For once you are used to the 675’s sheer speed and the near race-car grip it can generate in quick corners, you become aware first that the car is not actually asking much of its driver other than that you are accurate with your braking and turn-in points, and second that the car is not merely executing your instructions pretty flawlessly, but talking back to you. It’s egging you on to try a little harder, savour the downforce, sample the fundamental change in the car’s chassis balance. It oversteers more – a lot more, as it happens – but deliciously so. When the back breaks free, it is one of those rare mid-engined cars that encourages you not to bail out of the ensuing slide but to press on with it, establishing a stable slip angle with its immaculately precise and weighted steering.

But so what? A Ferrari Speciale is a mesmerising track tool but only at the price of shockingly poor refinement on the way there or back, limiting its use to that of pure recreation. Well the single most surprisingly aspect of the 675LT is that it’s not like this at all. I’d stop short of calling it civilised on the open road, but the refinement is at least enough not to put you off the idea of using it for long distances: this is a car you’d not hesitate to take on holiday. More compelling to its case is that for all its additional stiffness, its ride quality is mind-bogglingly good. I deliberately drove it on some of the toughest roads I know, the roads I take cars to when judging for the annual European Car of the Year award. And I’ve driven luxury saloons that have absorbed the bumps less well and failed to exercise such iron control over their ride height. On a really fast open road I expect it will be better still.

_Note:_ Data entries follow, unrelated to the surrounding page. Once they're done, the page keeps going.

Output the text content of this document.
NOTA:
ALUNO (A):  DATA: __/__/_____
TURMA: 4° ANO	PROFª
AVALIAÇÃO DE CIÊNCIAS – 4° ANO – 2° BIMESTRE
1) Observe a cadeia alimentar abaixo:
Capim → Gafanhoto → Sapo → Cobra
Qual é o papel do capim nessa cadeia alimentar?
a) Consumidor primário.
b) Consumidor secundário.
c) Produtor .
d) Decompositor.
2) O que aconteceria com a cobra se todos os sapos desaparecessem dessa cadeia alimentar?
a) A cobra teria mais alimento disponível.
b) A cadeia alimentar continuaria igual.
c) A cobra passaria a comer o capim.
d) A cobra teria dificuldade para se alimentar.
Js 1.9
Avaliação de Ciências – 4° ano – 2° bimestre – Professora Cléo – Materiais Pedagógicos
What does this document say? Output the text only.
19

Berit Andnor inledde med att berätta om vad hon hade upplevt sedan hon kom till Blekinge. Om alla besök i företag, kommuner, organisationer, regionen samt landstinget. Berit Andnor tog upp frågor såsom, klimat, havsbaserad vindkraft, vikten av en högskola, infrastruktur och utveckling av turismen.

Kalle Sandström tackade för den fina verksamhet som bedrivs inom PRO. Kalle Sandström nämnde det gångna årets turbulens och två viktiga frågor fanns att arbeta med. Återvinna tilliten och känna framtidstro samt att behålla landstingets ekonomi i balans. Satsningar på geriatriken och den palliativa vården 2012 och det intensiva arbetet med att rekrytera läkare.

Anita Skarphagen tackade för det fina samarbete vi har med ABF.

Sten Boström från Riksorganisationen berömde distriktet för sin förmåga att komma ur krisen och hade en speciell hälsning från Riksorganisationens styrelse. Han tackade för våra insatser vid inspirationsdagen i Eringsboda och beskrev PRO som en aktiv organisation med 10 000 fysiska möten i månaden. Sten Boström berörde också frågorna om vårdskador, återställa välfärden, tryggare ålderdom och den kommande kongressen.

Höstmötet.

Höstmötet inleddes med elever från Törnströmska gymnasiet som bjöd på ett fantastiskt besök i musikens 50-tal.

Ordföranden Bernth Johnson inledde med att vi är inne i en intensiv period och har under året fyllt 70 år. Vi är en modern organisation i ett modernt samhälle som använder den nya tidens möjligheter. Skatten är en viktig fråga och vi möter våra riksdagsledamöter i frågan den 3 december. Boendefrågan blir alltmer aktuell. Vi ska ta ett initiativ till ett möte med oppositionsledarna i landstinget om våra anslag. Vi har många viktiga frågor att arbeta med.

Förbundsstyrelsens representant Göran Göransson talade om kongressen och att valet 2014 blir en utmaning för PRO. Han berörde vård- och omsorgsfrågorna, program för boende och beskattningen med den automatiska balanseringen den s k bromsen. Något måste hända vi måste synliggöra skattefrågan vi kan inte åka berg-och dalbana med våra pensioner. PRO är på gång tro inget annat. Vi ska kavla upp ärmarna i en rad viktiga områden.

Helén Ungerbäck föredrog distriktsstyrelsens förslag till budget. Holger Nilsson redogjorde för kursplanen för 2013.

So why, oh why only make 500 of them? It seems like a huge effort to make for such a small number of cars, especially when they sold out before anyone had driven one. McLaren calls it a nice problem to have, but privately admits it could have sold hundreds more and is looking at ways to satisfy that demand without incurring the wrath of those who bought it for its scarcity. My money is on a spider version. I expect it’s all been done this way as part of a long-term plan to help mythologise the marque and support the residual values of not just this, but all McLarens.

All I hope is that those who are on the list don’t chop theirs in for the tidy profit that will undoubtedly be there for the taking. The car is far too good for that: nine tenths of a P1 for one third of the price is overstating it, but by far less than you might think.